Ich habe nichts gesehen, wieder einmal war ich nicht da, nicht wach, nicht bereit. Ich sehe die Dinge immer erst später, am Schreibtisch, nicht klarer, aber schärfer umrissen in der imaginären Erinnerung. Blau, blitzend, eine Fremdwimper im seitwärts taumelnden Blick, im Davonzucken kaum zu registrieren, ein Wahrzeichen der Stille an diesem Ort, ein Siegel, das uns ausschließt von hier, eine Linie, die wir nicht übertreten können, und kämen wir auch mit Booten, Flößen, Plattformen, rückten mit Kameras und Tauchausrüstung dem See zu Leibe. Wir könnten nie einen Ort mit dem Vogel teilen.
Ich trockne mich schnaufend und schnaubend ab, das Handtuch bekommt schiefergraue Flecken, die noch Wochen später sichtbar sind, ich lasse mir von meiner Frreundin die Klamotten einzeln geben und zwänge zuletzt die eisigen Füße in die Schuhe, in denen kein Rest Wärme zurückgeblieben ist. Brombeergestrüpp, Erlenbüsche, sumpfiger Weg, dann die Stacheldrahtrollen, die zukünftige Besucher demnächst schon weit vor dem Ufer stoppen werden, unter einem umgestürzten Baum durchgeklettert, dann sind wir wieder auf dem Wanderweg und in der Welt der grellen Joggingklamotten, Bell00-Tüten, Funktionsjacken und Händiegelaber. Im Blick zurück sieht der Ort hinter den drahtigen Vegetationsschichten unzugänglicher aus als jemals ein durch Stacheldraht abgeriegelter Bezirk. Um uns laufen und hasten und quasseln Menschen; da hinten aber, nunmehr unerreichbar, läßt der Vogel sein unglaubhaft-blaues Gefieder leuchten, niemandem zu Gefallen als nur ihm selbst.
Solstitium
Schritte, zwei, der erste auf Grund, ins nirgends der zweite,
Was wie ein Augen-Blick bricht, fängt, noch im Fallen, das Licht.
Hellem Schweigen geraubt, als Pilger entblößt sich ein Windhauch.
Weither geeilt zum Altar, steht in den Schuhen die Zeit.
Immer nur armlang entfernt die nie zu erreichenden Glocken.

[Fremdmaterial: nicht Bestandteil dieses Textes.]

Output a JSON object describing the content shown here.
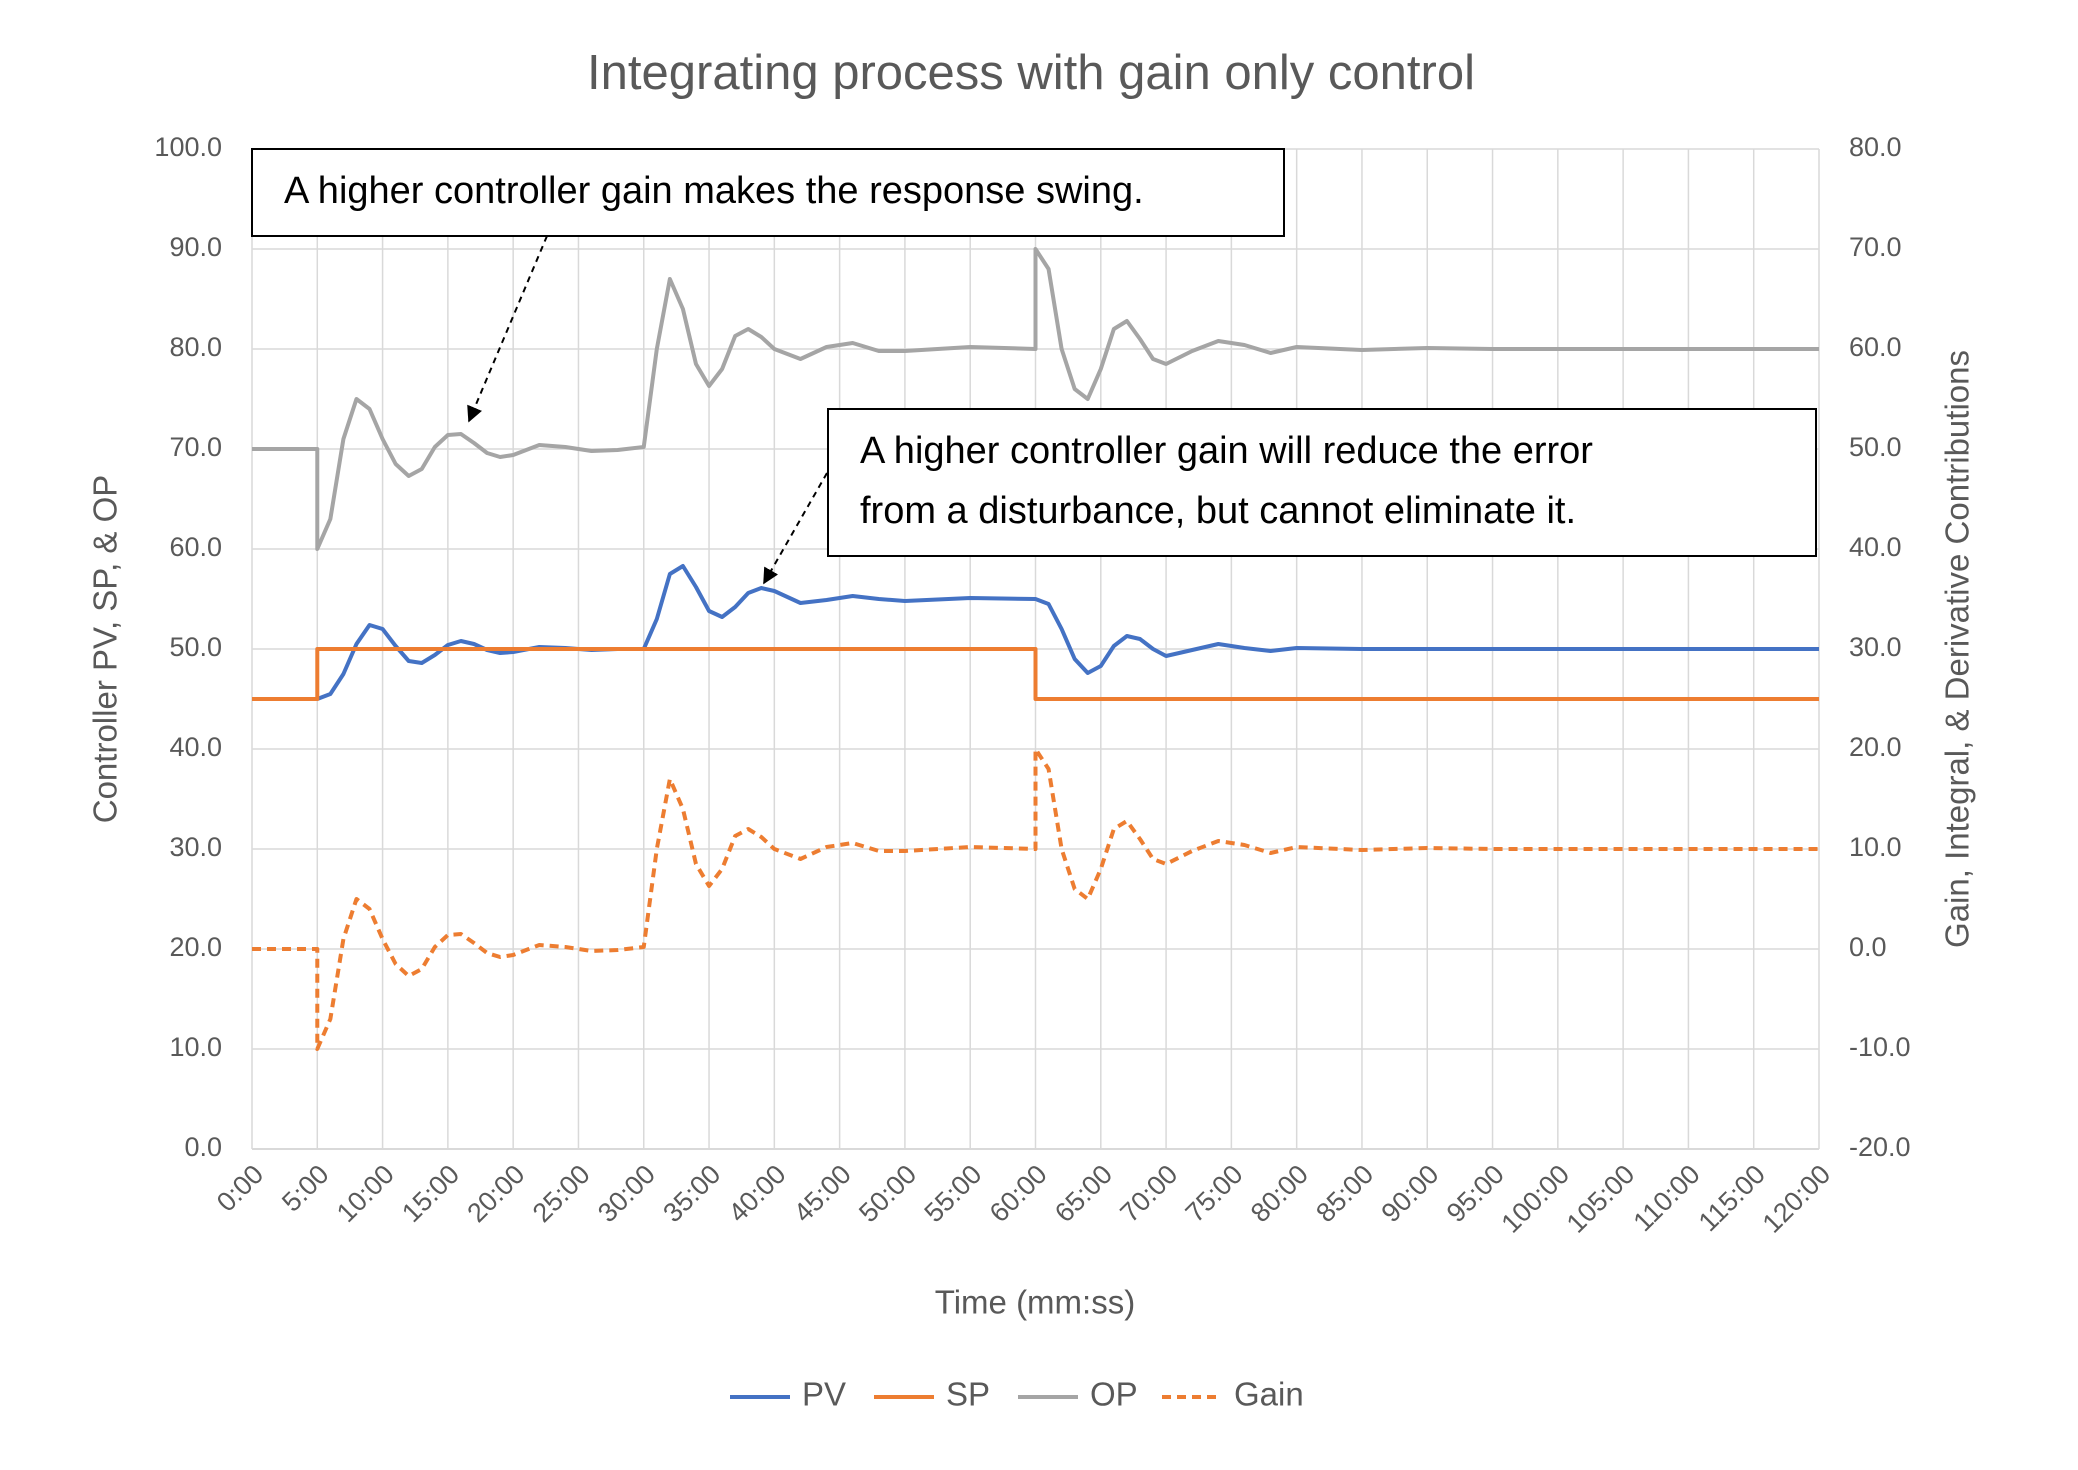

Immer ein Stückchen voraus zählt seine Meilen der Weg.
Lang der eigene Schatten, und weich, wie von Fremdem geworfen.
Taumelnder Falterflug bleicht in verwitterter Luft.
Das war im November (2)
Noch einmal Wuppertalsperre. Vergessen, auf die Uhr zu schauen. Mit dem Gefühl, eigentlich wäre die ganze Strecke bis zum anderen Ufer zu schaffen, etwa bis zur Hälfte geschwommen. Es reicht ja nicht, die 180 Meter bis dorthin zu schaffen; man muß ja auch wieder zurück. Andererseits, was soll passieren? Ich würde bestimmt nicht vor Erschöpfung absaufen, sollte es am Ende doch anstrengend werden. Inzwischen sind bestimmte exquisite Kälteempfindungen bereits vertraut, und darauf kommt es wohl an: wiederzuerkennen, was mit einem passiert, während man in 8° kaltem Wasser eingetaucht ist. Wiedererkennen, und, was sich als Abfolge von Phasen wiederholt, als Wegemarken nehmen. Wissen, bis zu diesem Punkt ist alles gut, was danach kommt, probiere ich besser nicht weitab von Ufer, Handtuch und warmen Klamotten aus.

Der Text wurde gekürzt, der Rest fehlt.